We help teams understand how those decisions interact and what needs to happen first so progress becomes deliberate rather than difficult.
Ecommerce problems build over time.
Growth rarely drops suddenly. Costs rise, focus fragments and the work needed to move the numbers increases. Progress becomes harder to sustain.
Growth is slowing while effort keeps rising
Teams put in more time and energy but see less return. Competition tightens. Margins narrow. The same actions that once worked now struggle to shift results.
This is where teams need to separate what’s still driving performance from what’s quietly draining it, and stop doubling down on work that no longer moves the numbers.
Marketing efforts are losing their edge
Channels crowd. Attribution blurs. Incremental gains get harder to find. Activity continues, but confidence in what’s working fades.
The issue isn’t activity — it’s knowing which channels still earn their place, and which are absorbing effort without contributing back.
Roadmaps are full but not moving the business
Ideas aren’t the issue. Direction is. When priorities compete, teams deliver more work but create less progress.
Without clear sequencing, even good ideas cancel each other out. Progress comes from choosing what comes first and being disciplined about what doesn’t belong at all.
The friction pushing customers away
It’s natural to blame traffic or marketing for revenue loss, but the real issues often sit inside the experience. Small moments of uncertainty, delay or confusion that quietly push customers away.
Tech or UX friction is pushing customers away
Slow pages, awkward steps, unclear choices, broken states. Each issue chips away at conversion; together they create meaningful loss.

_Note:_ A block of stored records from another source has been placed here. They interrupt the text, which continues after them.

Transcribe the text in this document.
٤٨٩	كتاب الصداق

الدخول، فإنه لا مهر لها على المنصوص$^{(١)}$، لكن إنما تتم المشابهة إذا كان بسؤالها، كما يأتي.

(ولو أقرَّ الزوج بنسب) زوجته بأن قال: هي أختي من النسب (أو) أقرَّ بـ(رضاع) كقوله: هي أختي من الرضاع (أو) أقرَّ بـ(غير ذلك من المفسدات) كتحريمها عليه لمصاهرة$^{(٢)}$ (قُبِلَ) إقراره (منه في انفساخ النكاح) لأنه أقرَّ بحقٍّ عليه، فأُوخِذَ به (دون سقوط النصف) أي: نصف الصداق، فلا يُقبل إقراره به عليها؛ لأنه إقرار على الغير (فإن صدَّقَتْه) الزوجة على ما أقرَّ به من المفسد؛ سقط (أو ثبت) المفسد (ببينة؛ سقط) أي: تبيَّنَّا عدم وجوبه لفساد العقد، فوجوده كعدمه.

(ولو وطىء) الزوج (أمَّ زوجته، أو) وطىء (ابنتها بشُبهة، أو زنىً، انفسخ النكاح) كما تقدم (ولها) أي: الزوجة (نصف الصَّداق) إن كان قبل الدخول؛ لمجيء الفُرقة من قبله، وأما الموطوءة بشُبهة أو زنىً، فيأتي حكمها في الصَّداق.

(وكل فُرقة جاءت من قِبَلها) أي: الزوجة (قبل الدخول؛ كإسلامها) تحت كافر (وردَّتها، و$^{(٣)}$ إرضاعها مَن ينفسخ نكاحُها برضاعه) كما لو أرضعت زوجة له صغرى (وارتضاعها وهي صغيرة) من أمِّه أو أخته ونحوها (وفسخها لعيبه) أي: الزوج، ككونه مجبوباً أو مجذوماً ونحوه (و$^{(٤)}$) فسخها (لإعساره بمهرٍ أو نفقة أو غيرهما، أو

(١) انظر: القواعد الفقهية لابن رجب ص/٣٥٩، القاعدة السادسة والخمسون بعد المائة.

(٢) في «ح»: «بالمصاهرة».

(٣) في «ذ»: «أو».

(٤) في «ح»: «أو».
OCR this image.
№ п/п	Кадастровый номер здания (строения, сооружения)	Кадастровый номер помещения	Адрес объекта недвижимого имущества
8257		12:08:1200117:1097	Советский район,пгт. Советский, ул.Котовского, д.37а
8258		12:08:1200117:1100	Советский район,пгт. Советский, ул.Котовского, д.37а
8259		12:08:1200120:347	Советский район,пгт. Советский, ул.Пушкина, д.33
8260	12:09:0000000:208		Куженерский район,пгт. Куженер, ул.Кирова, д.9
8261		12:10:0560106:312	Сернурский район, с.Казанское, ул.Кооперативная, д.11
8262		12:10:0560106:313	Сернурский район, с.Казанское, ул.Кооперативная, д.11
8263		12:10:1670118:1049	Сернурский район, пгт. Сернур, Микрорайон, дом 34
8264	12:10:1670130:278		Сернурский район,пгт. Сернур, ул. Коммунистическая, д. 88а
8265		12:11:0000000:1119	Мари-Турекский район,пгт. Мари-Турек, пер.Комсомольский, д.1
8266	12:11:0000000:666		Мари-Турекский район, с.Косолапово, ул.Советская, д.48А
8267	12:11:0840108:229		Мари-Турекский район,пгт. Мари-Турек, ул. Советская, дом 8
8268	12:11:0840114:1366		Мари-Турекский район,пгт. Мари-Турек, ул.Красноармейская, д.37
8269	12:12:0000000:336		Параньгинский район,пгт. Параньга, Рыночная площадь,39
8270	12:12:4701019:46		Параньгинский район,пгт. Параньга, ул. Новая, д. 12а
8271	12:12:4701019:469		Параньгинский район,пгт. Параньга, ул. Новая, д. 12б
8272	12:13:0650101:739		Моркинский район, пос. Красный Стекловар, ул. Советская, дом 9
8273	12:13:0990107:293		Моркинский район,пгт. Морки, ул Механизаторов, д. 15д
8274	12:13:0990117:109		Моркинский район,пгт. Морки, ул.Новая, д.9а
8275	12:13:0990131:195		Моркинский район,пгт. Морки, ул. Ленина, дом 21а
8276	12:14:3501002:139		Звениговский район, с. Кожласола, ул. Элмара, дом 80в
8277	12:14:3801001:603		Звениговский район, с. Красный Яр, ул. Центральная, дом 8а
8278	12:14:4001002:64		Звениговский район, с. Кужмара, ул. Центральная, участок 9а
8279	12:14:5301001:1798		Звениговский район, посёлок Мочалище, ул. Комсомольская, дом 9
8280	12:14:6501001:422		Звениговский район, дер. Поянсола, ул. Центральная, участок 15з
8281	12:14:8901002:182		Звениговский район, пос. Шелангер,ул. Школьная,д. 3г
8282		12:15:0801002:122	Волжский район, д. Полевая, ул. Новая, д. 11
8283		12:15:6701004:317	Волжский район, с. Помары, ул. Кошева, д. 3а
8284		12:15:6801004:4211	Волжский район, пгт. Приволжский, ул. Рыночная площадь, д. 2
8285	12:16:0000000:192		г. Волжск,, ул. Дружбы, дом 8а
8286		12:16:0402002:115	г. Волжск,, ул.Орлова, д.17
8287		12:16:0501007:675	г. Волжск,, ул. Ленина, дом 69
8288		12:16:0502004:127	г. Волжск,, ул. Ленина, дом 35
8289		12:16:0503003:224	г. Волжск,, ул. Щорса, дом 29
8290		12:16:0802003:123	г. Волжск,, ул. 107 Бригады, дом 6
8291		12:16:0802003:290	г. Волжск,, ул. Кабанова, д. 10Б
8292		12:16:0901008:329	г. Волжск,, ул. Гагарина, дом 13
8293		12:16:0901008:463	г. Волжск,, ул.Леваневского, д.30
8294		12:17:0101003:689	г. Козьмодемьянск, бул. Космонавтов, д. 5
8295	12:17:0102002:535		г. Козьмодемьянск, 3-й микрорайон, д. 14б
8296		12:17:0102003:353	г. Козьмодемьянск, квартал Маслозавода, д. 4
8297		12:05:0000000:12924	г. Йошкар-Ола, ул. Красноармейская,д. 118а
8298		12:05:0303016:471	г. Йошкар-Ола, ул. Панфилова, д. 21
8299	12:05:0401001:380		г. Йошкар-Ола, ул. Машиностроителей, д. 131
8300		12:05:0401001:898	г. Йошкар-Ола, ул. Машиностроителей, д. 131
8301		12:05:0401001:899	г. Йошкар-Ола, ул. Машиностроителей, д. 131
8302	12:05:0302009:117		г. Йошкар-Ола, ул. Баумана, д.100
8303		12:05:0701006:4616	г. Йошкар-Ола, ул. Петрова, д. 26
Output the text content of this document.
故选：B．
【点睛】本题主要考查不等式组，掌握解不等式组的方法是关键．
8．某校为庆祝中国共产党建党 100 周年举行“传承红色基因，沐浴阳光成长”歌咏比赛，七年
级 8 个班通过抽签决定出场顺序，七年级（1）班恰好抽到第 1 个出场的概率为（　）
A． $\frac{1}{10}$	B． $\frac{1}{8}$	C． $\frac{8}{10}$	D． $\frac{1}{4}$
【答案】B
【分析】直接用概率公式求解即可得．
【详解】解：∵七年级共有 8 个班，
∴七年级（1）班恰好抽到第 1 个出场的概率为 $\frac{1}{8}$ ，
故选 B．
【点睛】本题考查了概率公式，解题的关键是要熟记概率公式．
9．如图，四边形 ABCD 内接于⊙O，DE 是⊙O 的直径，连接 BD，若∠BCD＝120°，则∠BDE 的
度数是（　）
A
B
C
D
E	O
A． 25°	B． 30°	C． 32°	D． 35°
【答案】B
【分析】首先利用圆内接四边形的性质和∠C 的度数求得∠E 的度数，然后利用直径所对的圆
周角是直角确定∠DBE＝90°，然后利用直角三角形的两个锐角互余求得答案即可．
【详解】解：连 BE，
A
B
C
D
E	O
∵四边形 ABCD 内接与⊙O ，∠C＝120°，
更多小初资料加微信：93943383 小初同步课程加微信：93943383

Individually these issues look minor. Together they create real conversion loss. and quick fixes rarely last.
Teams stretched thin or stuck firefighting
As the business expands, so does the operational load with more tools, more dependencies, and more workarounds. Teams shift from improving the experience to keeping it alive.
When teams are absorbed by day-to-day issues, improvement stalls.
The uncertainty that stalls momentum
Uncertainty slows decision-making, especially when the stakes are high with first launches, changes in how the business sells, or expansion into new markets and channels.
Launching ecommerce without a clear plan
Setting up ecommerce involves many interdependent decisions: platform, data, operations, trading and UX. Without clarity, it’s easy to overspend in some areas and underestimate others.
Without a clear view of how those decisions fit together, early momentum is fragile and hard to sustain.
New markets or channels without a clear plan
New opportunities bring growth but also risk. Without clear criteria, decisions get delayed and teams hesitate to commit.
Progress depends on understanding the trade-offs early before uncertainty turns opportunity into drag.
Bringing it together
If these patterns feel familiar, the issue isn’t effort or intent.
It’s knowing what’s actually causing the slowdown, and what needs to happen first.